For package repositories and overcloud host images, promotion does not affect how content is accessed, only who may access it. Promotion involves changing the content guard for the distribution to be released from development to release. This makes the content accessible to clients using their client credentials.

The stackhpc container namespace contains regular container repositories, which cannot be pushed to via docker push. Instead, we use the Pulp API to sync specific tags from stackhpc-dev to stackhpc.

Client Pulp service¶

Clients access Ark via a Pulp service deployed on their local infrastructure. Typically the Pulp service is deployed as a Pulp in one container running on the seed host. Content is synced from Ark to the local Pulp service, and control plane hosts acquire the content from there. This avoids excessive Internet bandwidth usage, both for the client and Ark.
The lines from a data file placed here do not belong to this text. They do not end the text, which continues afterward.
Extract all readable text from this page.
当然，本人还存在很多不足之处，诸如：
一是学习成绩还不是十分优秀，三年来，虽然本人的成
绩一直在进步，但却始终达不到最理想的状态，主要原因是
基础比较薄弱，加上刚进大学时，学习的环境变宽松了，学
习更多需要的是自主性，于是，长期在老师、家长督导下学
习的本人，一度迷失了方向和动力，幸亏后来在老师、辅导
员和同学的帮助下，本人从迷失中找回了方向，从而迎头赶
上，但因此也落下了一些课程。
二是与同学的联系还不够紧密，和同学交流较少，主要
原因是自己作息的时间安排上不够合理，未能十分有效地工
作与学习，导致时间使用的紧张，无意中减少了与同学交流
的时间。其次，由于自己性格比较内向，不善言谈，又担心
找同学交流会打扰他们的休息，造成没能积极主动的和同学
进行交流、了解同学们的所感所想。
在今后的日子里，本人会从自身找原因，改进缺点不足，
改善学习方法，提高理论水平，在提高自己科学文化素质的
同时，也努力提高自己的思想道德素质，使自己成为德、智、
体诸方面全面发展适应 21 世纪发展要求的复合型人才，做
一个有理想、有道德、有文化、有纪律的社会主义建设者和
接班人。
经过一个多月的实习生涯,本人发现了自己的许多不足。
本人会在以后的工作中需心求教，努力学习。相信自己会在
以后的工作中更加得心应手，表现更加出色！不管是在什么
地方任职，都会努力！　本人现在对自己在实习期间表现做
Content in the client Pulp service is synced using the on_demand policy. This avoids unnecessarily large storage requirements on the seed, and speeds up syncing. There should be no risk of content becoming permanently unavailable, so long as Ark continues to host sufficiently old versions. This approach does have a downside of requiring Ark to be available to provide any content which has not previously been downloaded.

Client configuration¶

In order to consume the release train, clients should migrate to StackHPC Kayobe config. This repository provides configuration and playbooks to:

deploy a local Pulp service as a container on the seed
package repository versions to use
container image tags to use
sync all necessary content from Ark into the local Pulp service
use the local Pulp repository mirrors on control plane hosts
use the local Pulp container registry on control plane hosts

This configuration is in active development and is expected to evolve over the coming releases.

Further documentation of this configuration is out of scope here, but is available in the readme.

Continuous Integration (CI) and automation¶

The intention is to have as much as possible of the release train automated and run via CI. Typically, workflows may go through the following stages as they evolve:

automated via Ansible, manually executed
executed by GitHub Actions workflows, manually triggered by workflow dispatch or schedule
executed by GitHub Actions workflows, automatically triggered by an event e.g. pull request or another workflow

This sequence discourages putting too much automation into the GitHub Actions workflows, ensuring it is possible to run them manually.

The release train Ansible playbooks make heavy use of the stackhpc.pulp collection, which in turn uses modules from the pulp.squeezer collection.

Source Code Repositories¶

To maintain the various source code repositories used within the Release Train there exists a number of automated processes. A mixture of Github workflows and Ansible playbooks are used to achieve this

Github Workflows¶

Upstream Sync: a number of repositories that are used by StackHPC are forks and therefore need to be synchronised with upstream to remain up-to-date. Therefore, this workflow will once a week make a pull request against any of the active openstack releases branches that are ahead of our downstream branch.
Tox: in order to ensure that commits to the repositories are correct and follow style guidelines we can utilise tox which can automate the unit testing and linting of the codebase. This workflow will run anytime a push is made or a pull request to one of the active release branches.
Tag & Release: various software and packages depend on the repositories therefore it is important that tags are made and releases are published.
Ansible collection linters: linters and sanity tests for Ansible collections.

Ansible¶

Repository Synchronisation: as the workflows need to be located within each repository and branch that we wish to run them on. Therefore, the deployment and future updates are achieve through automation via Ansible. This allows for changes and new workflows to be automatically propagated out across the StackHPC organisation. This also manages the deployment of community files such as CODEOWNERS which can be used to automatically assign the relevant individuals to a newly opened pull request.